Precise irrigation management in vegetable production is key for optimizing water use and ensuring crop productivity. This repository provides the implementation of two types of artificial neural networks (ANNs)— Multilayer Perceptrons (MLPs) and Long Short-Term Memory (LSTM) networks— for predicting available water capacity (AWC, in %) as the target parameter for irrigation scheduling.

The models are trained using data from a three-year field experiment with spinach across two sites in Germany. The experimental dataset includes soil texture, plant signals, developmental status derived from vegetation indices, and meteorological data such as air temperature, humidity, wind speed, and photothermal time.

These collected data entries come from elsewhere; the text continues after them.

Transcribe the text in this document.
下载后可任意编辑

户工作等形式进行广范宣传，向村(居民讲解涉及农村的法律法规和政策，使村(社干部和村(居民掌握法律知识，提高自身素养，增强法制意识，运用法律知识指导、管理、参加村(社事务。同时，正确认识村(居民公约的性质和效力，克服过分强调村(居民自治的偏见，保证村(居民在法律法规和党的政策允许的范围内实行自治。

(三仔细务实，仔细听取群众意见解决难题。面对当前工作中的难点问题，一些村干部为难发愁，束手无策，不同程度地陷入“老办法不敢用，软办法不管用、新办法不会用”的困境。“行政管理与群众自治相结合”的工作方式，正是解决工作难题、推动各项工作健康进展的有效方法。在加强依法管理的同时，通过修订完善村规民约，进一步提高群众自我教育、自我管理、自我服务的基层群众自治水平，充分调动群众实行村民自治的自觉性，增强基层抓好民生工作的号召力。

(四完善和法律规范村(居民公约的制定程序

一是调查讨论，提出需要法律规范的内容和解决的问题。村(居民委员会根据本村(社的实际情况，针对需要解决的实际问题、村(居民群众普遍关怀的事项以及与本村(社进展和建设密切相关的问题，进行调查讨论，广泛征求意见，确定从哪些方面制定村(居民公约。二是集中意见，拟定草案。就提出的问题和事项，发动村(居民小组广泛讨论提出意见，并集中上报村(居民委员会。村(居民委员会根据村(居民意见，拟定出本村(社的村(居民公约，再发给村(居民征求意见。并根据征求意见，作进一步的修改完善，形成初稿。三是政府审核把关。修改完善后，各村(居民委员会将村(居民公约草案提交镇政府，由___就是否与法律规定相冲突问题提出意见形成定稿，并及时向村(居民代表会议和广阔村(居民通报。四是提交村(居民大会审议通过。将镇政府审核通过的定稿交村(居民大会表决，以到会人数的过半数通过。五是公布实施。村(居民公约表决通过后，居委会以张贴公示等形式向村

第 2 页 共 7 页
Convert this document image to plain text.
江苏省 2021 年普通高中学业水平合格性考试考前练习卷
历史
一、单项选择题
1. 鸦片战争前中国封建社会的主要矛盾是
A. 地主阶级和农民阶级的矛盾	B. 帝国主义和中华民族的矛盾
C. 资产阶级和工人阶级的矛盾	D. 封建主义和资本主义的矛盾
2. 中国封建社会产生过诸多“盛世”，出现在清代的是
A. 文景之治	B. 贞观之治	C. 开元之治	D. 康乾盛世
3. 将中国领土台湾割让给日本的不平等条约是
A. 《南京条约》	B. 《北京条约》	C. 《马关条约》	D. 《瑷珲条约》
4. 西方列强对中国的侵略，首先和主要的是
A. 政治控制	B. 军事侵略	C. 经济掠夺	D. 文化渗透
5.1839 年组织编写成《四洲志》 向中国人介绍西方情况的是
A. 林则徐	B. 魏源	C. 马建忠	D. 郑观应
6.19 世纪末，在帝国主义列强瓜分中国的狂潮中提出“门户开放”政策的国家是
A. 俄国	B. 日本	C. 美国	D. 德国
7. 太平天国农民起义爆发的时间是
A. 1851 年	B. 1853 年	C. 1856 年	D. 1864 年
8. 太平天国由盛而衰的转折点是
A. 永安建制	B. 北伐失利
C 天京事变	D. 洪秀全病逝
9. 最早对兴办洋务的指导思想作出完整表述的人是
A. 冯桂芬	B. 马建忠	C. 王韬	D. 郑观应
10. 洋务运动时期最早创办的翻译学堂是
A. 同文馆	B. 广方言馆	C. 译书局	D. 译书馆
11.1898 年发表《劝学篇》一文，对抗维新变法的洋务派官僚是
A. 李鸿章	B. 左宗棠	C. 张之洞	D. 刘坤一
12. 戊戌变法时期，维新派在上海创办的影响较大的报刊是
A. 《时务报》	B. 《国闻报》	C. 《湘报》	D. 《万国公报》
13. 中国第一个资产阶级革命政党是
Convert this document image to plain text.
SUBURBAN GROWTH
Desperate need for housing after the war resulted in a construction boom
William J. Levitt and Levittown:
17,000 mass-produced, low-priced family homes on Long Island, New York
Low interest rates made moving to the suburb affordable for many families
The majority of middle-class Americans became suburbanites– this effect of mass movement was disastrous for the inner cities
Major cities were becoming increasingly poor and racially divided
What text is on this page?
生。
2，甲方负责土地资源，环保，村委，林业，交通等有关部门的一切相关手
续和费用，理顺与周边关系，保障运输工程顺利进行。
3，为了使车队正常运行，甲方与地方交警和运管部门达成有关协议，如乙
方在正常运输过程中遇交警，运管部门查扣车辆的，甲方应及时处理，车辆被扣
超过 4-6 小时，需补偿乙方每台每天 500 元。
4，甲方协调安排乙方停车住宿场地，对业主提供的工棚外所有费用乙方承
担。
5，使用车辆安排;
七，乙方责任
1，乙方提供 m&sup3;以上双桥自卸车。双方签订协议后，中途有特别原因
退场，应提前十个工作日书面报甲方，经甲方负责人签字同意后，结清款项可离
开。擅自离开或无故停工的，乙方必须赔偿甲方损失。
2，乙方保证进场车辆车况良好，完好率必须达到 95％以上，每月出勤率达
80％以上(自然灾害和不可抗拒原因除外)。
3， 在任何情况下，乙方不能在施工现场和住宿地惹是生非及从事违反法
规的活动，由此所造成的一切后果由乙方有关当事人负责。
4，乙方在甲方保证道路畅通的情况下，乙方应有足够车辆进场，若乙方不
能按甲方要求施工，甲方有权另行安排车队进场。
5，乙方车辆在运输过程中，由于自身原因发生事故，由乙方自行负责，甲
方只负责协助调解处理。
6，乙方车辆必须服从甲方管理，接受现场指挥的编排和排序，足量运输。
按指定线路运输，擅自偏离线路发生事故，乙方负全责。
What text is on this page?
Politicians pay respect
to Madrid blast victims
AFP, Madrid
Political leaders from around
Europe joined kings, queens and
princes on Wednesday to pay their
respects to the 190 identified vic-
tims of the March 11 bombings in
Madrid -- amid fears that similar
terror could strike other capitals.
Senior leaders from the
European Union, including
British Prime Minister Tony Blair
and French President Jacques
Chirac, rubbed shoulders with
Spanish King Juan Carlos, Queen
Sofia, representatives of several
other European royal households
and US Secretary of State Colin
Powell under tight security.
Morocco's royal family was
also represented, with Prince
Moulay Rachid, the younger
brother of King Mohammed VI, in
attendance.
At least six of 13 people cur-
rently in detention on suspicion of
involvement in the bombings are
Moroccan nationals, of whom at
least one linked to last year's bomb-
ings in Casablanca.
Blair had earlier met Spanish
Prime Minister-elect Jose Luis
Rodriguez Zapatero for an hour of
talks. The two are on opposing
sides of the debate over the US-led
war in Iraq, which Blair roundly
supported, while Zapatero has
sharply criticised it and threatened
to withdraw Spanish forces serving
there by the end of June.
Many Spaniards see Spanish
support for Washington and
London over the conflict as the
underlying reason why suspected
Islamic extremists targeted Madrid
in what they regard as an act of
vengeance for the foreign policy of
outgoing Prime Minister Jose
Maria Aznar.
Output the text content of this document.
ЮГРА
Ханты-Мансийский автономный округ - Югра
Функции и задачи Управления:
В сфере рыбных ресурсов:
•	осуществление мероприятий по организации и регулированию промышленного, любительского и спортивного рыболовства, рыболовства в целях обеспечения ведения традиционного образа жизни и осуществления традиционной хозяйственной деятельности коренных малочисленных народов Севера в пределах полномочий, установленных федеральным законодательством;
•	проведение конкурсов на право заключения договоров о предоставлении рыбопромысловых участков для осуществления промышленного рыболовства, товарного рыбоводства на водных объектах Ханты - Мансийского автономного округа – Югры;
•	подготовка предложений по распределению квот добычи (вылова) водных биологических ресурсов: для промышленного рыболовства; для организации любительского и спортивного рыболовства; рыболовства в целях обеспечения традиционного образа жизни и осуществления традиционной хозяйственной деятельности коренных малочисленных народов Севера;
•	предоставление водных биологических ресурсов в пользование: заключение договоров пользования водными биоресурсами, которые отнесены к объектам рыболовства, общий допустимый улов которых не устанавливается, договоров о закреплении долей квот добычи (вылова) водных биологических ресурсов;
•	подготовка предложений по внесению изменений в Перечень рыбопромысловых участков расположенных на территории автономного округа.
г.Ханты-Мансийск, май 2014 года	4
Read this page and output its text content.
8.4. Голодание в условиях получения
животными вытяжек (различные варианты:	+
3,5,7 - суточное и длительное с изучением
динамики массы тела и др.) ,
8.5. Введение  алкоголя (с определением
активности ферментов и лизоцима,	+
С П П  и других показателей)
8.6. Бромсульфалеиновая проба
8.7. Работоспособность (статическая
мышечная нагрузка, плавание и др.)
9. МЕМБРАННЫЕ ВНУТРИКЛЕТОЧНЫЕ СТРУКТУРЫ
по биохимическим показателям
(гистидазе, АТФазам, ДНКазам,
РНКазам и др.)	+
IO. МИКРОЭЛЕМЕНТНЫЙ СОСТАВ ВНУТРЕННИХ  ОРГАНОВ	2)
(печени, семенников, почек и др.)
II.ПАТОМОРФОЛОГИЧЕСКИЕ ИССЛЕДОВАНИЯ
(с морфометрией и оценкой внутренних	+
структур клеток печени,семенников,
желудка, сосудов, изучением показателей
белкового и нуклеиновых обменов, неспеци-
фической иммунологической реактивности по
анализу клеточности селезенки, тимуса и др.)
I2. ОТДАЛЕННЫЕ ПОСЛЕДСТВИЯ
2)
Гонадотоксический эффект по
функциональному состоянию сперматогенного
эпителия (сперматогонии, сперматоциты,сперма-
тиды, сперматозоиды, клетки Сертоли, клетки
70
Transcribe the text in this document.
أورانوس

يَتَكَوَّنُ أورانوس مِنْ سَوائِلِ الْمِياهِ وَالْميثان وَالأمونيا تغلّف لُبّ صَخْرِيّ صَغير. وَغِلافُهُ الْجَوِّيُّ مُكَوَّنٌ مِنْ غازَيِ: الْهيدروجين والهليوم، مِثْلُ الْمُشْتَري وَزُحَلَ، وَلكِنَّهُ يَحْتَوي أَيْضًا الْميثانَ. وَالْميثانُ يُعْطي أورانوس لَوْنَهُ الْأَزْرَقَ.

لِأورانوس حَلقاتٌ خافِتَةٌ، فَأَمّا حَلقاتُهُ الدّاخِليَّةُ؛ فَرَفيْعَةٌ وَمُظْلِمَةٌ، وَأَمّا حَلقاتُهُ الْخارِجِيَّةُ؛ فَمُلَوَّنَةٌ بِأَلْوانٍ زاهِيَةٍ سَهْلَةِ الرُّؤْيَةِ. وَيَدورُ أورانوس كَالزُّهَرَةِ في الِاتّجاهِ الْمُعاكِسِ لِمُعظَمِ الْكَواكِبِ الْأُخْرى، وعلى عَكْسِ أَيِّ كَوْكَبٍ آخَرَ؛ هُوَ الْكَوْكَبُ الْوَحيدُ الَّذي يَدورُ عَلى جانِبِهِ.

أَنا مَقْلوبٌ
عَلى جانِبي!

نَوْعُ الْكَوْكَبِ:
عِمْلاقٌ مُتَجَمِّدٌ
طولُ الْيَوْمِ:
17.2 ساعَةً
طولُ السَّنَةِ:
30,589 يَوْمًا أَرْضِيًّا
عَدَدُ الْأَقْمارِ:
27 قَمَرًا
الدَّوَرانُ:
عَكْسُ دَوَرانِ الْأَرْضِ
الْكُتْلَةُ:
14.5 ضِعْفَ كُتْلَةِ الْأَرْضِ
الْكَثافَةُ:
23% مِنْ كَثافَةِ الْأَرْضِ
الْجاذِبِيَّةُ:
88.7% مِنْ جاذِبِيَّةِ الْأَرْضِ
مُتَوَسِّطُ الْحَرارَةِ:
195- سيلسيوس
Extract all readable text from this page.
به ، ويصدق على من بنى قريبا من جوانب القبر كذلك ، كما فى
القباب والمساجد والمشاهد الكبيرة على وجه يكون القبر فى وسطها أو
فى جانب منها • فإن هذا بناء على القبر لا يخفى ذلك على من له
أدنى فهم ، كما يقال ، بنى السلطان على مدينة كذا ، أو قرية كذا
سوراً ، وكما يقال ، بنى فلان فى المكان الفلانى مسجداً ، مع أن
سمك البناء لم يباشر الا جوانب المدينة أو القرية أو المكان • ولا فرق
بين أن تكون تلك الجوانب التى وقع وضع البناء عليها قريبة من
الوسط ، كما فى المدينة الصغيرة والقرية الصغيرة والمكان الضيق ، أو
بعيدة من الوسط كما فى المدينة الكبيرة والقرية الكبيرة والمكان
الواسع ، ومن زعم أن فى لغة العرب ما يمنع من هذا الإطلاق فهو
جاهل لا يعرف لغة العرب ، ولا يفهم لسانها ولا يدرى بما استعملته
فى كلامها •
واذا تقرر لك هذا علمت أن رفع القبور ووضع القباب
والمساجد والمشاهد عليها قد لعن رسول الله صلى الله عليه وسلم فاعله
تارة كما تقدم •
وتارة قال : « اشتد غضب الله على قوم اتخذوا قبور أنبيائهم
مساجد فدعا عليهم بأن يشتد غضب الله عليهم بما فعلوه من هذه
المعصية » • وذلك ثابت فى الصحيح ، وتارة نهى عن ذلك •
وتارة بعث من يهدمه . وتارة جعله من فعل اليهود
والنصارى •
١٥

Additionally, pretrained models using publicly available AWC data from 320 stations in Germany were fine-tuned with the experimental data, improving model accuracy and robustness. An ensemble model consolidates the outputs from all models, minimizing cumulative errors and providing robust predictions for various climatic conditions and soil textures.

The implementation of these ANNs is designed to be easily adaptable for other vegetable crops, though it requires expertise in both IT and agricultural management for proper deployment.

Key Features

  • ANN Models: Two types of ANN architectures: MLP and LSTM networks.
  • Input Data: Soil texture, plant vegetation indices, meteorological variables (temperature, humidity, wind speed, etc.).
  • Fine-Tuning: Models pretrained with AWC data from 320 stations and fine-tuned with experimental data.
  • Ensemble Model: Combines MLP and LSTM outputs for more robust and accurate predictions.
  • Explainable AI: Includes variable importance analysis and sensitivity analysis to highlight key drivers for irrigation scheduling.
  • High Accuracy: Achieved R² > 0.98 and RMSE < 1.5% across soil depths (0-20 cm, 20-40 cm, 40-60 cm).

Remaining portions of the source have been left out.